Apesar das similaridades, existentes é importante esclarecer que as formas de contaminação mais comuns e o tratamento desses patógenos podem ser diferentes.
Agentes transmissores
No caso da tripanossomose, as principais fontes de transmissão incluem, principalmente, a reutilização de materiais que possam entrar em contato com o sangue de animais portadores e, posteriormente, utilizados em outros animais, como agulhas para aplicação de medicamentos ou vacinas, bisturis, canivetes, luvas de palpação retal e picada de moscas hematófagas (mutucas, moscas dos estábulos e moscas dos chifres).
Também pode haver a transmissão transplacentária, culminando com perdas de gestação ou nascimento de crias fracas que morrem logo a seguir.
Já no caso de contaminação por Babesia spp. e Anaplasma marginale, o carrapato é o principal agente transmissor. Entretanto, o uso de materiais compartilhados sem os devidos cuidados, além da presença de moscas hematófagas, também pode ser importante. Ambas também podem ser transmitidas de forma transplacentária, e esse fator deve ser levado em conta durante a implementação de programas de controle dessas enfermidades.
“Embora ambas afetem os glóbulos vermelhos dos bovinos e compartilhem sintomas semelhantes, o tratamento e o manejo dessas doenças são distintos. Portanto, a identificação correta do agente etiológico é fundamental para um diagnóstico preciso e para garantir um tratamento eficaz e reduzir os impactos negativos na saúde e na produção dos bovinos”, orienta o especialista.
Identificação
A utilização de exames laboratoriais é imprescindível para confirmar o tipo de microrganismo responsável pela sintomatologia apresentada pelo rebanho. Para o diagnóstico da tripanossomose podem ser empregados métodos sorológicos (RIFI ou Reação de Imunofluorescência Incompleta; ELISA; Imunocromatografia também denominado Teste Rápido).
Há também métodos moleculares (PCR). O diagnóstico direto através da detecção e identificação dos parasitos em amostras sanguíneas são os de “padrão ouro”. Entretanto, nos casos da tripanosomose (esfregaços sanguíneos corados, Teste do Microhematócrito o de Woo, análise de gota espessa, por exemplo) podem levar a erros quando os parasitos não são visualizados, uma vez que estes testes diretos possuem baixa sensibilidade (capacidade de detectar animais parasitados), pois necessitam de um número enorme de parasitos circulantes no momento da coleta das amostras. Este momento tem uma janela curta após a infecção.

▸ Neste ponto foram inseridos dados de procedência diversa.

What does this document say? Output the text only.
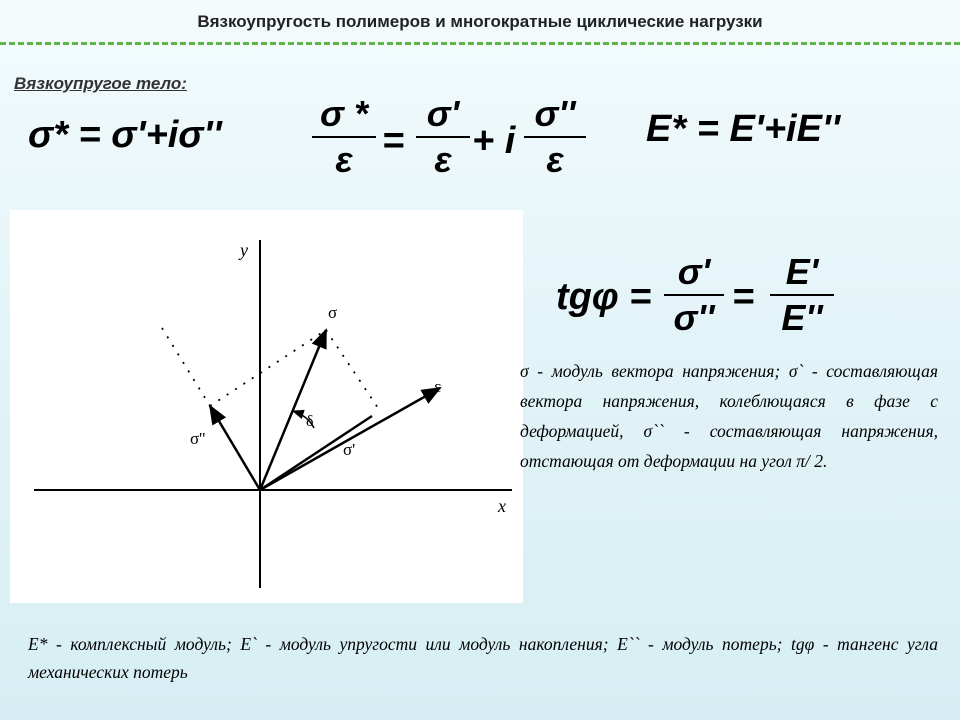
Вязкоупругость полимеров и многократные циклические нагрузки
Вязкоупругое тело:
σ* = σ'+iσ''
σ *
ε =
σ'
ε + i
σ''
ε
E* = E'+iE''
y
x
σ
ε
δ
σ'
σ''
tgφ =
σ'
σ'' =
E'
E''
σ - модуль вектора напряжения; σ` - составляющая вектора напряжения, колеблющаяся в фазе с деформацией, σ`` - составляющая напряжения, отстающая от деформации на угол π/ 2.
E* - комплексный модуль; E` - модуль упругости или модуль накопления; E`` - модуль потерь; tgφ - тангенс угла механических потерь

“O diagnóstico diferencial preciso entre a tristeza parasitária e a tripanossomose é indispensável por várias razões. Cada doença requer um tratamento específico, e o tratamento incorreto pode não ser eficaz, e as medidas de controle não serem aplicadas convenientemente. A demora na identificação e, consequentemente na adoção do tratamento adequado, pode resultar em perdas econômicas significativas para produtores, incluindo a perda de animais, diminuição da produtividade e custos adicionais com tratamentos desnecessários”, conclui Queiroz.